The prophets have long testified of the Savior’s infinite, suffering nature. Years before his birth, Isaiah declared, “Surely he hath borne our griefs, and carried our sorrows” (Isaiah 53:4), and later, “In all their affliction he was afflicted” (Isaiah 63:9; see also D&C 133:53). Alma understood the extent of the Savior’s descent when he observed, “He shall go forth, suffering pains and afflictions and temptations of every kind; and this that the word might be fulfilled which saith he will take upon him the pains and the sicknesses of his people” (Alma 7:11; emphasis added). So extensive would be this descent that King Benjamin observed, “He shall suffer temptations, and pain of body, hunger, thirst, and fatigue, even more than man can suffer” (Mosiah 3:7). No one in the limited experiences of mortality will scratch the surface of pain laid upon the Infinite One. He carried it all, even that aggregate of pain that has no origins in sin or transgression.

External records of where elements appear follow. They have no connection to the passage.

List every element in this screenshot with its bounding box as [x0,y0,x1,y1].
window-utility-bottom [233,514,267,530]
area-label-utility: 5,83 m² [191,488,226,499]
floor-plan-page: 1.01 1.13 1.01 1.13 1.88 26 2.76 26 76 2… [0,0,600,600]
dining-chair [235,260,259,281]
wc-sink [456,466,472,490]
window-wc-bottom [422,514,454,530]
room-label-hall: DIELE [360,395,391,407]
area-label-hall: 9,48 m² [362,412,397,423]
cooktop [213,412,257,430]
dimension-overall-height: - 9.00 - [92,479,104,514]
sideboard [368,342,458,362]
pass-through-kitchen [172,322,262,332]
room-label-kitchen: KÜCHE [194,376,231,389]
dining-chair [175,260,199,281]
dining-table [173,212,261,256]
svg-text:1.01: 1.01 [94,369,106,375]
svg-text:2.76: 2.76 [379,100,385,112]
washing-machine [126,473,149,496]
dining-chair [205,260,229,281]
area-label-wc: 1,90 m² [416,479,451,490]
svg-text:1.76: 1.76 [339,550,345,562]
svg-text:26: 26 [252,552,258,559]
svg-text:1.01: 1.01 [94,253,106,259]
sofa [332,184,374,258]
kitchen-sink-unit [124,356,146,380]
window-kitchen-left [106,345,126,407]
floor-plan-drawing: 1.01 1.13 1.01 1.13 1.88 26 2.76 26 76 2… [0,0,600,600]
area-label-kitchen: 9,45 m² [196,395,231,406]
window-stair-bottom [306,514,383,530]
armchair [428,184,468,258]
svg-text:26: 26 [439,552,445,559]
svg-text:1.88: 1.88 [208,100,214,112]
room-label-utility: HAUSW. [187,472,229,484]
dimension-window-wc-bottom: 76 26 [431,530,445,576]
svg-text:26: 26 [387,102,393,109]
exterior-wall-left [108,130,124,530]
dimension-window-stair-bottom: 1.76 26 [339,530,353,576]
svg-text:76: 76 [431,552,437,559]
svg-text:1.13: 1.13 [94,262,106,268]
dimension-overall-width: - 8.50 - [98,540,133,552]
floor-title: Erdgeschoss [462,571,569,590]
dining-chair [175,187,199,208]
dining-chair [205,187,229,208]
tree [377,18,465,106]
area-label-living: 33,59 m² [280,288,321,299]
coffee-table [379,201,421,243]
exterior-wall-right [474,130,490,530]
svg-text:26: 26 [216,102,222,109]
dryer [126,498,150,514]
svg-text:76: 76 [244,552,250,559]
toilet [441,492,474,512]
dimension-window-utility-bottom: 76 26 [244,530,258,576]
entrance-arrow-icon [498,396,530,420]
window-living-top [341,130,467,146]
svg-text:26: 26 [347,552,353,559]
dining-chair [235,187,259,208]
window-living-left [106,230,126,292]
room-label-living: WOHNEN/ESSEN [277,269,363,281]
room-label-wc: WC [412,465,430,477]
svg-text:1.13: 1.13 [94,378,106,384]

The Infinite Atonement, Tad R. Callister, pp. 111-13
I can't even begin to imagine or to comprehend all that the savior would have suffered there in Gethsemane. To think that I complain about getting a cold or a paper cut. We feel so sorry for those experiencing death and loss in their lives. We feel torn apart when family members or friends die. There are times we face that make some feel like they simply can't go on any longer because of the depth of their suffering. And he suffered it all. For every single one of us.
Despite all of this incomprehensible pain, despite his desperate plea to the Father to "take this cup from me", despite all odds against him, despite the constant fight of Satan to cause him to fail, he continued to humble himself during the height of all misery, and to tell his Father in Heaven "nevertheless, not what I will, but what thou wilt". That is the miracle of the Atonement. That is what makes it something that I can never take for granted. I can not even begin to comprehend the miracle that the Atonement of Jesus Christ is to me and all my brothers and sisters.
He suffered so I could repent and be saved. He suffered everything I will ever experience, and he is here to comfort me in all those experiences which he understands perfectly. I can't begin to express the gratitude that fills me as I think of all of these things.
Needless to say, I couldn't be more excited for this semester in institute. The class is intense. Definitely not the simplest gospel concepts... but I can't wait to go to the next class the moment one is over. The gospel of Jesus Christ is true and I am so grateful to be a part of it and to have knowledge of it. And I'm so grateful to be enrolled in institute... :)
I know that was a very long post... with lots of words... but I just had to share the things we learned in that class and share with others the wonderful miracle of the Atonement of Jesus Christ.